Two of the four undersea cables that provide data to much of the Middle East, Africa, and Asia which were severed late last week are now undergoing repair.
Reuters reported today that FALCON, the third of the cables to be cut on Friday evening, is currently being repaired. FLAG telecom's repair team was at first delayed in Abu Dhabi, UAE due to untoward weather, but has since managed to lay anchor at the break site despite what the group called “extreme weather conditions.”
The work requires a team of approximately 50 technicians, navigation experts, and cable engineers to be on site for approximately one week per break.
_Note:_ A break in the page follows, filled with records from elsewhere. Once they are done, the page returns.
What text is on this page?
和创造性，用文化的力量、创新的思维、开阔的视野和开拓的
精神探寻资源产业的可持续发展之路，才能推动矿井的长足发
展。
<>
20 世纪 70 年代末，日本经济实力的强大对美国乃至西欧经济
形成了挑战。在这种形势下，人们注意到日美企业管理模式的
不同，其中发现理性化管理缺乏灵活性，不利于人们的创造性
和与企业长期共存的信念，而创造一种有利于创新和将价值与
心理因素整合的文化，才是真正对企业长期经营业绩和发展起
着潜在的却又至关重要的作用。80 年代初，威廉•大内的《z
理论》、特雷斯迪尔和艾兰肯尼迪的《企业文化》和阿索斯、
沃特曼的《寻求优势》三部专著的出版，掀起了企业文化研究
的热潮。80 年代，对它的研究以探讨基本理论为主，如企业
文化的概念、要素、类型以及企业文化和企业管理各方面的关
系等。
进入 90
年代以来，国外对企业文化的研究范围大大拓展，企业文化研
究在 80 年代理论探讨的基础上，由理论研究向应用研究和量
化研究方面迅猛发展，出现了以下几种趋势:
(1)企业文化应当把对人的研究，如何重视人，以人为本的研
Due to the close proximity between FALCON and SEA-ME-WE-4 -- the line beginning in Marseille, France and ending in Singapore -- the same marine repair unit is scheduled to handle both.
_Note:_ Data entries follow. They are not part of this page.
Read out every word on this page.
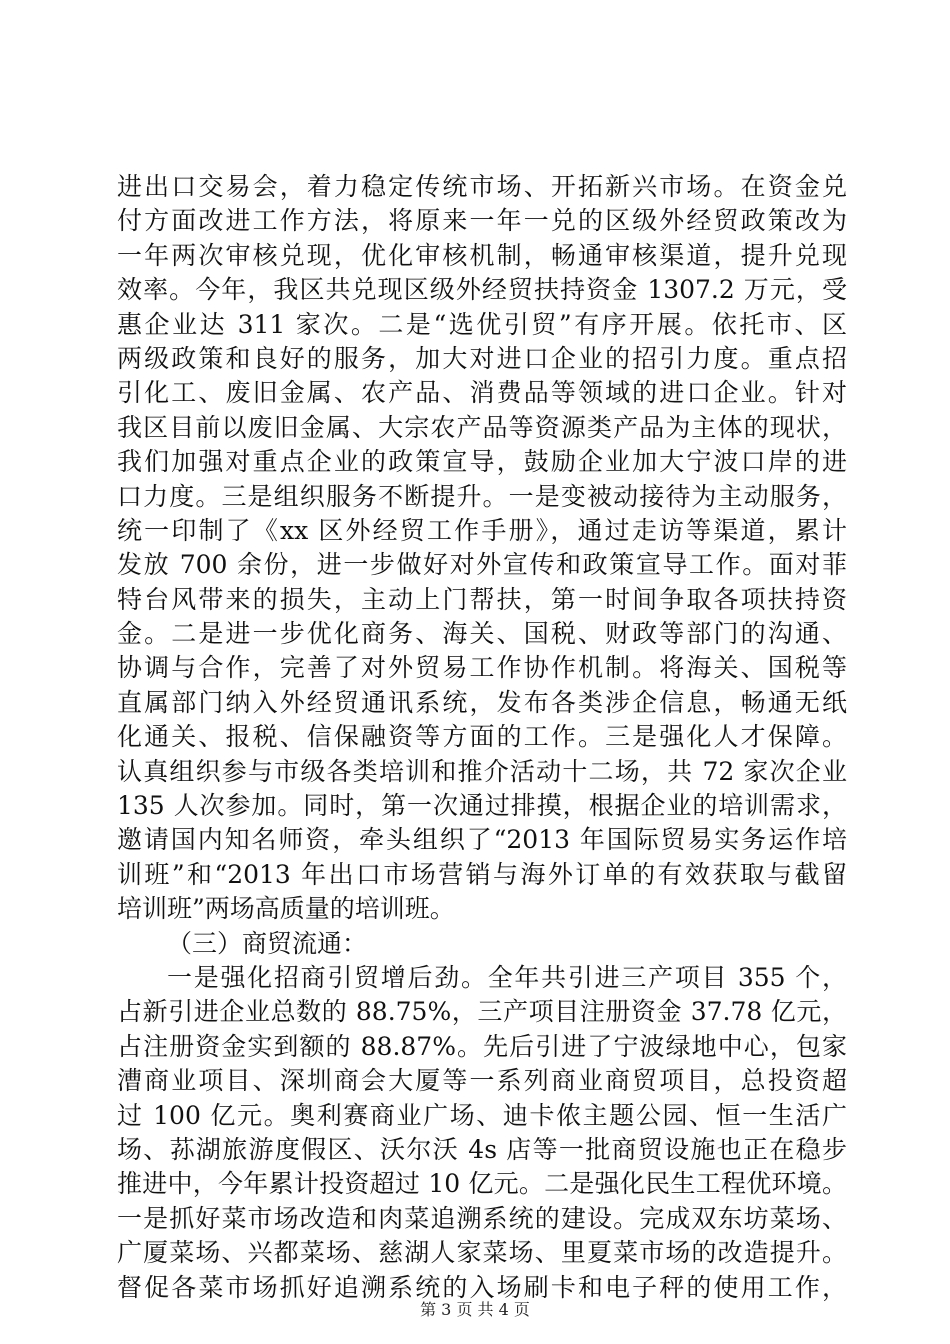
进出口交易会，着力稳定传统市场、开拓新兴市场。在资金兑
付方面改进工作方法，将原来一年一兑的区级外经贸政策改为
一年两次审核兑现，优化审核机制，畅通审核渠道，提升兑现
效率。今年，我区共兑现区级外经贸扶持资金 1307.2 万元，受
惠企业达 311 家次。二是“选优引贸”有序开展。依托市、区
两级政策和良好的服务，加大对进口企业的招引力度。重点招
引化工、废旧金属、农产品、消费品等领域的进口企业。针对
我区目前以废旧金属、大宗农产品等资源类产品为主体的现状，
我们加强对重点企业的政策宣导，鼓励企业加大宁波口岸的进
口力度。三是组织服务不断提升。一是变被动接待为主动服务，
统一印制了《xx 区外经贸工作手册》，通过走访等渠道，累计
发放 700 余份，进一步做好对外宣传和政策宣导工作。面对菲
特台风带来的损失，主动上门帮扶，第一时间争取各项扶持资
金。二是进一步优化商务、海关、国税、财政等部门的沟通、
协调与合作，完善了对外贸易工作协作机制。将海关、国税等
直属部门纳入外经贸通讯系统，发布各类涉企信息，畅通无纸
化通关、报税、信保融资等方面的工作。三是强化人才保障。
认真组织参与市级各类培训和推介活动十二场，共 72 家次企业
135 人次参加。同时，第一次通过排摸，根据企业的培训需求，
邀请国内知名师资，牵头组织了“2013 年国际贸易实务运作培
训班”和“2013 年出口市场营销与海外订单的有效获取与截留
培训班”两场高质量的培训班。
（三）商贸流通：
一是强化招商引贸增后劲。全年共引进三产项目 355 个，
占新引进企业总数的 88.75%，三产项目注册资金 37.78 亿元，
占注册资金实到额的 88.87%。先后引进了宁波绿地中心，包家
漕商业项目、深圳商会大厦等一系列商业商贸项目，总投资超
过 100 亿元。奥利赛商业广场、迪卡侬主题公园、恒一生活广
场、荪湖旅游度假区、沃尔沃 4s 店等一批商贸设施也正在稳步
推进中，今年累计投资超过 10 亿元。二是强化民生工程优环境。
一是抓好菜市场改造和肉菜追溯系统的建设。完成双东坊菜场、
广厦菜场、兴都菜场、慈湖人家菜场、里夏菜市场的改造提升。
督促各菜市场抓好追溯系统的入场刷卡和电子秤的使用工作，
第 3 页 共 4 页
A repair ship dispatched to the other cable owned by FLAG/Reliance Communications which was cut has not yet reported arrival.
The most recent cable severance took place on Friday between the Quatari Island of Haloul and the United Arab Emirates island Das about 100 miles northwest of the mainland, Quatar Telecom reported on Sunday. The cause of the latest outage has not been determined, but unofficial reports say it is due to a power grid failure, unlike the others which have been blamed on a “dragged anchor.”
Most of the traffic that was typically handled by the cut cables has been re-routed to others, noticeably limiting the data and telephone capacity of affected countries, but still keeping them connected.